McDaid Catriona, Fayter Debra, Booth Alison, O'Connor Joanne, Rodriguez-Lopez Rocio, McCaughan Dorothy, Bowers Roy, Iglesias Cynthia P, Lalor Simon, O'Connor Rory J, Phillips Margaret, Ramdharry Gita
Department of Health Sciences, University of York, York, UK.
Centre for Reviews and Dissemination, University of York, York, UK.
BMJ Open. 2017 Sep 5;7(9):e015927. doi: 10.1136/bmjopen-2017-015927.
To assess the effectiveness of orthotic devices for the management of instability of the knee in adults with a neuromuscular disorder or central nervous system disorder.
A systematic review of primary studies.
Community.
Adults with a neuromuscular disorder or central nervous system disorder and impaired walking ability due to instability of the knee.
Orthoses with the clinical aim of controlling knee instability, for example, knee-ankle-foot orthoses, ankle-foot orthoses and knee orthoses or mixed design with no restrictions in design or material.
Condition-specific or generic patient-reported outcome measures assessing function, disability, independence, activities of daily living, quality of life or psychosocial outcomes; pain; walking ability; functional assessments; biomechanical analysis; adverse effects; usage; patient satisfaction and the acceptability of a device; and resource utilisation data.
Twenty-one studies including 478 patients were included. Orthotic devices were evaluated in patients with postpolio syndrome, poststroke syndrome, inclusion body myositis and spinal cord injury. The review included 2 randomised controlled trials (RCTs), 3 non-randomised controlled studies and 16 case series. Most were small, single-centre studies with only 6 of 21 following patients for 1 year or longer. They met between one and five of nine quality criteria and reported methods and results poorly. They mainly assessed outcomes related to gait analysis and energy consumption with limited use of standardised, validated, patient-reported outcome measures. There was an absence of evidence on outcomes of direct importance to patients such as reduction in pain and falls.
There is a need for high-quality research, particularly RCTs, of orthotic devices for knee instability related to neuromuscular and central nervous system conditions. This research should address outcomes important to patients. There may also be value in developing a national registry.
PROSPERO (CRD42014010180).
评估矫形器对患有神经肌肉疾病或中枢神经系统疾病的成人膝关节不稳的治疗效果。
对原始研究的系统评价。
社区。
患有神经肌肉疾病或中枢神经系统疾病且因膝关节不稳而行走能力受损的成年人。
以控制膝关节不稳为临床目的的矫形器,例如膝踝足矫形器、踝足矫形器和膝关节矫形器,或设计或材料无限制的混合设计。
特定疾病或通用的患者报告结局指标,用于评估功能、残疾、独立性、日常生活活动、生活质量或心理社会结局;疼痛;行走能力;功能评估;生物力学分析;不良反应;使用情况;患者满意度和器械的可接受性;以及资源利用数据。

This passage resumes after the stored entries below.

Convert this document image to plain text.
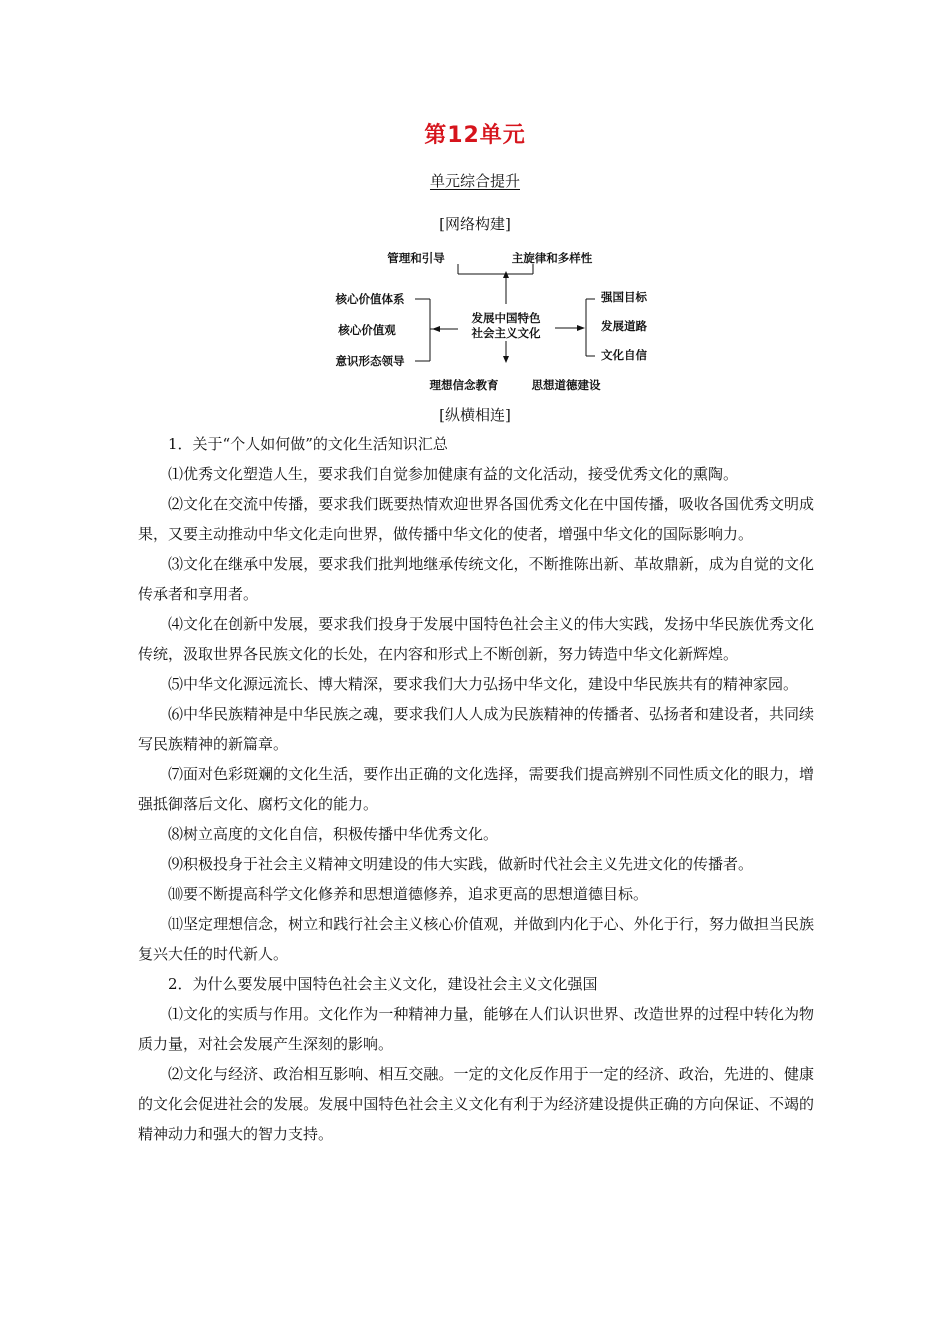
第12单元
单元综合提升
[网络构建]
管理和引导	主旋律和多样性
核心价值体系
核心价值观
意识形态领导
发展中国特色
社会主义文化
强国目标
发展道路
文化自信
理想信念教育	思想道德建设
[纵横相连]

1．关于“个人如何做”的文化生活知识汇总

⑴优秀文化塑造人生，要求我们自觉参加健康有益的文化活动，接受优秀文化的熏陶。

⑵文化在交流中传播，要求我们既要热情欢迎世界各国优秀文化在中国传播，吸收各国优秀文明成果，又要主动推动中华文化走向世界，做传播中华文化的使者，增强中华文化的国际影响力。

⑶文化在继承中发展，要求我们批判地继承传统文化，不断推陈出新、革故鼎新，成为自觉的文化传承者和享用者。

⑷文化在创新中发展，要求我们投身于发展中国特色社会主义的伟大实践，发扬中华民族优秀文化传统，汲取世界各民族文化的长处，在内容和形式上不断创新，努力铸造中华文化新辉煌。

⑸中华文化源远流长、博大精深，要求我们大力弘扬中华文化，建设中华民族共有的精神家园。

⑹中华民族精神是中华民族之魂，要求我们人人成为民族精神的传播者、弘扬者和建设者，共同续写民族精神的新篇章。

⑺面对色彩斑斓的文化生活，要作出正确的文化选择，需要我们提高辨别不同性质文化的眼力，增强抵御落后文化、腐朽文化的能力。

⑻树立高度的文化自信，积极传播中华优秀文化。

⑼积极投身于社会主义精神文明建设的伟大实践，做新时代社会主义先进文化的传播者。

⑽要不断提高科学文化修养和思想道德修养，追求更高的思想道德目标。

⑾坚定理想信念，树立和践行社会主义核心价值观，并做到内化于心、外化于行，努力做担当民族复兴大任的时代新人。

2．为什么要发展中国特色社会主义文化，建设社会主义文化强国

⑴文化的实质与作用。文化作为一种精神力量，能够在人们认识世界、改造世界的过程中转化为物质力量，对社会发展产生深刻的影响。

⑵文化与经济、政治相互影响、相互交融。一定的文化反作用于一定的经济、政治，先进的、健康的文化会促进社会的发展。发展中国特色社会主义文化有利于为经济建设提供正确的方向保证、不竭的精神动力和强大的智力支持。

纳入了21项研究,共478例患者。对患有小儿麻痹后遗症、中风后综合征、包涵体肌炎和脊髓损伤的患者进行了矫形器评估。该评价包括2项随机对照试验(RCT)、3项非随机对照研究和16个病例系列。大多数是小型单中心研究,21项研究中只有6项对患者进行了1年或更长时间的随访。它们符合9项质量标准中的1至5项,报告的方法和结果较差。它们主要评估与步态分析和能量消耗相关的结局,对标准化、经过验证的患者报告结局指标的使用有限。缺乏对患者直接重要的结局的证据,如疼痛减轻和跌倒减少。
需要针对与神经肌肉和中枢神经系统疾病相关的膝关节不稳的矫形器进行高质量研究,尤其是RCT。这项研究应关注对患者重要的结局。建立一个国家登记册可能也有价值。
PROSPERO(CRD42014010180)。